Death is treated differently depending on where you go and what your cultural traditions are. In the U.S. death is generally avoided. We know it is out there somewhere coming for all of us, but we would rather not talk about it. Some psychological schools talk about “death anxiety” as a core element of many psychological disorders.

In Mexico, death is much more out in the open. On November 2 each year, they celebrate Dia de los Muertos, or the Day of the Dead. This is a celebration of relatives and loved ones who have died, and the belief is that the spirits of the dead return each year on that day to visit their living families. (See the Disney movie Coco for an animated story which shows some of the most important concepts.) Skeleton figures dressed in fancy garments called Catrinas are seen in Mexican cities all year round.

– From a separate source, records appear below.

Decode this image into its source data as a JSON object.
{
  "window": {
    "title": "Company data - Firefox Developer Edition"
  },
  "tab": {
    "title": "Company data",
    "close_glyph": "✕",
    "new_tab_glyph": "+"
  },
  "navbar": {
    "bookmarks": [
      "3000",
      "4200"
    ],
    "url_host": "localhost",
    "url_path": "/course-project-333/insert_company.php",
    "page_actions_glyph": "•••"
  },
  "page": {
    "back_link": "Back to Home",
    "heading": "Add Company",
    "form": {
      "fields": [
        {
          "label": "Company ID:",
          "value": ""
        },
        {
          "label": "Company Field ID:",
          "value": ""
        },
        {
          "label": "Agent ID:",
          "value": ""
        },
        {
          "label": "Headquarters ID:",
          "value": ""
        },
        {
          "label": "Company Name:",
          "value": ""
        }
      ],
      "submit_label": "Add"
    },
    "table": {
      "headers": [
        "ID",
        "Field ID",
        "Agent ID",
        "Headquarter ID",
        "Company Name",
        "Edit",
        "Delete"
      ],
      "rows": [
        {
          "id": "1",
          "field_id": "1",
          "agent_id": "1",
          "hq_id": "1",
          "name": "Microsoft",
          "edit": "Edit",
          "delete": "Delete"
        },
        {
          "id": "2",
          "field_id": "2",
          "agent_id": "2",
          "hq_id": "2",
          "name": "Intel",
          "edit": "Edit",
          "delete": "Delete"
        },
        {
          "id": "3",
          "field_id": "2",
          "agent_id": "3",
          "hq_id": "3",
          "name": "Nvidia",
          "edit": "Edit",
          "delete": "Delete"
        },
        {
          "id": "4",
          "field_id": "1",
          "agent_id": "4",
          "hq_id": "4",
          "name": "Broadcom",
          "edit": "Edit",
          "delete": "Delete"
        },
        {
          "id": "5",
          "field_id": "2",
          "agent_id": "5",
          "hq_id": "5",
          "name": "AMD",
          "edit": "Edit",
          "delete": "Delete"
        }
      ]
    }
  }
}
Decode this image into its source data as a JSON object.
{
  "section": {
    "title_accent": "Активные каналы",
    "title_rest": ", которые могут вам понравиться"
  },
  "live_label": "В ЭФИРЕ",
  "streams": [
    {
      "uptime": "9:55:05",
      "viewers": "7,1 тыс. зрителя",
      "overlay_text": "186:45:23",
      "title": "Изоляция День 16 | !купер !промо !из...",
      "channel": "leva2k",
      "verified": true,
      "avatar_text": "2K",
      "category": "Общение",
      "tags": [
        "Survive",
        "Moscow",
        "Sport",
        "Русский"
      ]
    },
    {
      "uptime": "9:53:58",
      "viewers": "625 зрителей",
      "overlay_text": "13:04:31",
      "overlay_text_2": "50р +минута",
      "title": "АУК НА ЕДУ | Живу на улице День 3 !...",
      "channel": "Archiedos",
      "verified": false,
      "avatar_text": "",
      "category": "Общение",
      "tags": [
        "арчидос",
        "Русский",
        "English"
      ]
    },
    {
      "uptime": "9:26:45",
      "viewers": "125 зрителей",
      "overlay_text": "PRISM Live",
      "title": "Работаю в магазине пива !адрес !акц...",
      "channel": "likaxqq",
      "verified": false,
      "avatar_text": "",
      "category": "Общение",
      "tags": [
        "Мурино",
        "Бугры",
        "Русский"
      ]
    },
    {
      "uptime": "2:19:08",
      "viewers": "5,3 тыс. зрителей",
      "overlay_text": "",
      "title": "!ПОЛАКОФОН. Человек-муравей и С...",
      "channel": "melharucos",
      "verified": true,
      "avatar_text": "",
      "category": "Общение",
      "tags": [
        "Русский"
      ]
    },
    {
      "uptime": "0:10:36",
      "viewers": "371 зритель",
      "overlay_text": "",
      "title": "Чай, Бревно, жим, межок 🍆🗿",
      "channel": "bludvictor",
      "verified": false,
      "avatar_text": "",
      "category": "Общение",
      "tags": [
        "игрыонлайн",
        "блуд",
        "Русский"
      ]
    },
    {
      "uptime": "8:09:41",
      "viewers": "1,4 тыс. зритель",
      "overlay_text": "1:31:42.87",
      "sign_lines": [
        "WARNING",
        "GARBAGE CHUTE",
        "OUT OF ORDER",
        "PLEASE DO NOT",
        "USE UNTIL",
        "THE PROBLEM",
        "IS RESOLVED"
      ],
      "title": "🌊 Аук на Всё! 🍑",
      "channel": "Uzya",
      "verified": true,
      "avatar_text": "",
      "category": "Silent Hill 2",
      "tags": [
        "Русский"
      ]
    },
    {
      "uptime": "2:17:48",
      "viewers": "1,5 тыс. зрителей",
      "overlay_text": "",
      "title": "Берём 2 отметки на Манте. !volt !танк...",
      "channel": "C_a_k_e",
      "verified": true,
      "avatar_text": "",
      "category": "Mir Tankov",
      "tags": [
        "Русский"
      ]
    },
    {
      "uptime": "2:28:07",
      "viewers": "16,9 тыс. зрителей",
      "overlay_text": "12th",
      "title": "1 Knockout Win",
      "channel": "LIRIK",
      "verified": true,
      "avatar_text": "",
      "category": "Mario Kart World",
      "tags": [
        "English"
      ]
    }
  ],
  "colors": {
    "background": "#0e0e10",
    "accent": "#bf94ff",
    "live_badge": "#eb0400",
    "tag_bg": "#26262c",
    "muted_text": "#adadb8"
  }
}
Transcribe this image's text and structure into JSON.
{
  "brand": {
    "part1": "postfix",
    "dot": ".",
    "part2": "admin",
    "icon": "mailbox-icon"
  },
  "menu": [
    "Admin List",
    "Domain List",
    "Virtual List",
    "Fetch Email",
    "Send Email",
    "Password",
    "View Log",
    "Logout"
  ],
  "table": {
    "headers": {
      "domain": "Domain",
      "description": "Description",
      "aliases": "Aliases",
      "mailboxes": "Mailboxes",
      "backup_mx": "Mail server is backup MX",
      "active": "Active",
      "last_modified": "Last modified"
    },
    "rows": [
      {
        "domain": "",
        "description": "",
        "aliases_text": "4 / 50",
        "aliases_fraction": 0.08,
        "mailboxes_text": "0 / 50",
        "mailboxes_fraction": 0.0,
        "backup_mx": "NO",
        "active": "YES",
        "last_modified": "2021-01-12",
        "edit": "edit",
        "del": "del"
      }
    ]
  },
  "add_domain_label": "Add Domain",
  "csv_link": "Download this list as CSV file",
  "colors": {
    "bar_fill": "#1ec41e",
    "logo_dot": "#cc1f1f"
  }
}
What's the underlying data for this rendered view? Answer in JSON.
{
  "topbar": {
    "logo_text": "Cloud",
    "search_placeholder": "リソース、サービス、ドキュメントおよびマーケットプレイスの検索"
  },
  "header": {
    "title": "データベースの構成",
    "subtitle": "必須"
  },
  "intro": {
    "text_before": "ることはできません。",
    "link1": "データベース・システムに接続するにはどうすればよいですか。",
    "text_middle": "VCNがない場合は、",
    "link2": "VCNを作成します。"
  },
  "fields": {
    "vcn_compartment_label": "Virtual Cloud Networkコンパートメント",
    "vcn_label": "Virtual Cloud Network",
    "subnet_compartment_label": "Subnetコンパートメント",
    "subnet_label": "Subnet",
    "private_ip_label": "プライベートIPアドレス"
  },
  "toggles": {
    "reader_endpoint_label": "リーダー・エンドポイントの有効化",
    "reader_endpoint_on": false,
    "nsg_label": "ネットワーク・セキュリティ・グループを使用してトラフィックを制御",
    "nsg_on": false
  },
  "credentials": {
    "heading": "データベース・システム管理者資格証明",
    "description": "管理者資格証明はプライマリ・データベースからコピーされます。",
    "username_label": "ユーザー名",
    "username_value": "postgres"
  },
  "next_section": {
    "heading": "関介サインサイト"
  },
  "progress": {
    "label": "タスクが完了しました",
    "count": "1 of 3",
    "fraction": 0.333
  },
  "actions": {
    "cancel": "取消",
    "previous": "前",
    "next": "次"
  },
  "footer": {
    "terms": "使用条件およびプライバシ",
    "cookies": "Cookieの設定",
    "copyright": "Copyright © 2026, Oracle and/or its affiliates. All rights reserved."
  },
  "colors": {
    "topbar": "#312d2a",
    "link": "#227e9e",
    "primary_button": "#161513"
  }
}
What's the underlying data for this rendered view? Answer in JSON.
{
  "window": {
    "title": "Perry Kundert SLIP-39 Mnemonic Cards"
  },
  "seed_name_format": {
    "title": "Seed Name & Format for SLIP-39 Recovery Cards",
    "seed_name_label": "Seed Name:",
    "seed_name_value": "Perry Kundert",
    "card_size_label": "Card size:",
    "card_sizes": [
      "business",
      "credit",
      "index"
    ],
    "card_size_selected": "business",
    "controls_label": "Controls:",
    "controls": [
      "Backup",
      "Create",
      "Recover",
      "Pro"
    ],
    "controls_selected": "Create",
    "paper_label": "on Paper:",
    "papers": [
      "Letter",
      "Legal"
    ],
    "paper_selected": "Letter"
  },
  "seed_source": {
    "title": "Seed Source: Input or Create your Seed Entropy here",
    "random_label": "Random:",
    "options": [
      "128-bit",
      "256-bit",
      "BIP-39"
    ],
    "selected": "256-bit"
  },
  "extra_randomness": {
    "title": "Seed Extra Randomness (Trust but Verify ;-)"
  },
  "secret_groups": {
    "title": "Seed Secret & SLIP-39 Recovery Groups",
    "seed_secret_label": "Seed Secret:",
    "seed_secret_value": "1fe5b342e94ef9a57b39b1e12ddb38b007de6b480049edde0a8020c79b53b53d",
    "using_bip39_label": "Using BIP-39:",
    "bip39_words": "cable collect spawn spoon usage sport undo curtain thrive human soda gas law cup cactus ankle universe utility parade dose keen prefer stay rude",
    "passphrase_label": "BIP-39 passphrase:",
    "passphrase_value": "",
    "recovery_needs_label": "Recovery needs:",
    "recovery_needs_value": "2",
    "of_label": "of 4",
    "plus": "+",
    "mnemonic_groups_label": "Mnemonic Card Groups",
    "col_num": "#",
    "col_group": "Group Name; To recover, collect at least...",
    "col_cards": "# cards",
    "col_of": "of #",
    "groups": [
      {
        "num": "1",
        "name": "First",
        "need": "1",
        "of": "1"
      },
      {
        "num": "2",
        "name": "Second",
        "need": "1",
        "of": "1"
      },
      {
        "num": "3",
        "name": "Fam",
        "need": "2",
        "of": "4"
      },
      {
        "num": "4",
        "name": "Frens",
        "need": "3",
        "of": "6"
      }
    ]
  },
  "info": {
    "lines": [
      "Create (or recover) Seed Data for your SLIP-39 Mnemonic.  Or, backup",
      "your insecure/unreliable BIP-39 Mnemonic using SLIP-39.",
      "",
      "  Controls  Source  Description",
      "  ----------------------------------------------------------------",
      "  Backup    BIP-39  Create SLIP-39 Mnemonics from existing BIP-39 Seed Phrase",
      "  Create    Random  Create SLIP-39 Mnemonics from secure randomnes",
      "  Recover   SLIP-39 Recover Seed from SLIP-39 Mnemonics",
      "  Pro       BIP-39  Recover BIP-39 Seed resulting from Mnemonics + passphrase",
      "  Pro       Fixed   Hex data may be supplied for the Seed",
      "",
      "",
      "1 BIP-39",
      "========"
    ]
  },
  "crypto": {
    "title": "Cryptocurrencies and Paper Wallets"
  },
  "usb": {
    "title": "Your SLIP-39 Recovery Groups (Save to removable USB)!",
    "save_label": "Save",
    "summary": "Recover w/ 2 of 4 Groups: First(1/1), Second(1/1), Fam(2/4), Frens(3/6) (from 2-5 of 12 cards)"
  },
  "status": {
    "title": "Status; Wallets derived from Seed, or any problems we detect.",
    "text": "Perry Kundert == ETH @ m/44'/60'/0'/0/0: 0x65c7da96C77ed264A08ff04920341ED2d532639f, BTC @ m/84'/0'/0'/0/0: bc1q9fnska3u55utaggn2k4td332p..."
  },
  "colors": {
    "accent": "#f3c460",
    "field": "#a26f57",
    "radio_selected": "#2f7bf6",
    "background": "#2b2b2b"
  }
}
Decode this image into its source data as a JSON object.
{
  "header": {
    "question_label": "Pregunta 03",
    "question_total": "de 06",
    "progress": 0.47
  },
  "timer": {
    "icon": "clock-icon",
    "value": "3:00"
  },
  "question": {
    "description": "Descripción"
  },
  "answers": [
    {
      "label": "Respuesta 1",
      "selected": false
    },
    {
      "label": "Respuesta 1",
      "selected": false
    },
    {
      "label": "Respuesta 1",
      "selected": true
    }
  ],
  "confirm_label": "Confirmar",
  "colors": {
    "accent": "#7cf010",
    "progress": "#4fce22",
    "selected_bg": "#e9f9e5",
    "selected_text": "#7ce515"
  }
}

In Guanajuato, there is a museum of mummies called Museo de las Momias. These aren’t royalty like Egyptian mummies. In the late 1800s, the government introduced a burial tax, and if it was not paid, bodies were exhumed. It is believed that the minerals in the soil caused a natural mummification process for the 70-plus mummies that were found among the decomposed corpses.



Some visitors call the museum creepy, and I understand that reaction. The visitors that I saw at the museum were more respectful than anything. Some of the mummies are displayed in the clothes they were buried in. Others have contorted faces that raise questions about the manner of their death. These mummies are considered a national treasure in Mexico. People come from around the world to see them. It’s just one more example of how death is more openly considered in Mexico.
In my work with cancer patients, I have been struck by how often a diagnosis changes them, often toward thoughts of spirituality, family relationships, and purpose in life. Psychologists have called this a shift to intrinsic goals rather than the extrinsic accumulation of goods and wealth. William S. Breitbart published a study that showed that cancer patients focused on meaning in life did better on measures of peace and faith, as well as reducing anxiety and concerns about death.
Existential psychotherapists like Irvin Yalom work with their patients to talk about mortality and think together about how to develop meaningful lives in the face of death. It turns out that thinking about death — not obsessing over it, but thinking about it — can actually give deeper meaning to life. If there is a constant low-level awareness of death as in Mexico, then anxiety about death may be reduced, and we will all give greater value to the daily activities of life.
I recently re-read Hamlet, and I had forgotten just how many people die in that play. King Hamlet, Polonius, Ophelia, Rosencrantz, Guildenstern, Laertes, Gertrude, Claudius, and Prince Hamlet all die. In the play, Hamlet contemplates the meaning of death, exemplified by his soliloquy while holding the skull of Yorick, the court jester of his youth. He says, “Alas, poor Yorick! I knew him, Horatio; a fellow of infinite jest, of most excellent fancy; he hath borne me on his back a thousand times; and now, how abhorred in my imagination it is! My gorge rises at it. Here hung those lips that I have kissed I know not how oft. Where be your gibes now? Your gambols? Your songs? Your flashes of merriment, that were wont to set the table on a roar?” The play shows the interplay between love and grief, ambition and jealousy. Characters die for all kinds of reasons, and some of those reasons are unresolved.
Figuring out the meaning of death will be different for everyone, but not thinking about it leads to greater anxiety and more difficulty in life. We will all die. It’s worth thinking about what that means for us personally, and what we want to do in the meantime.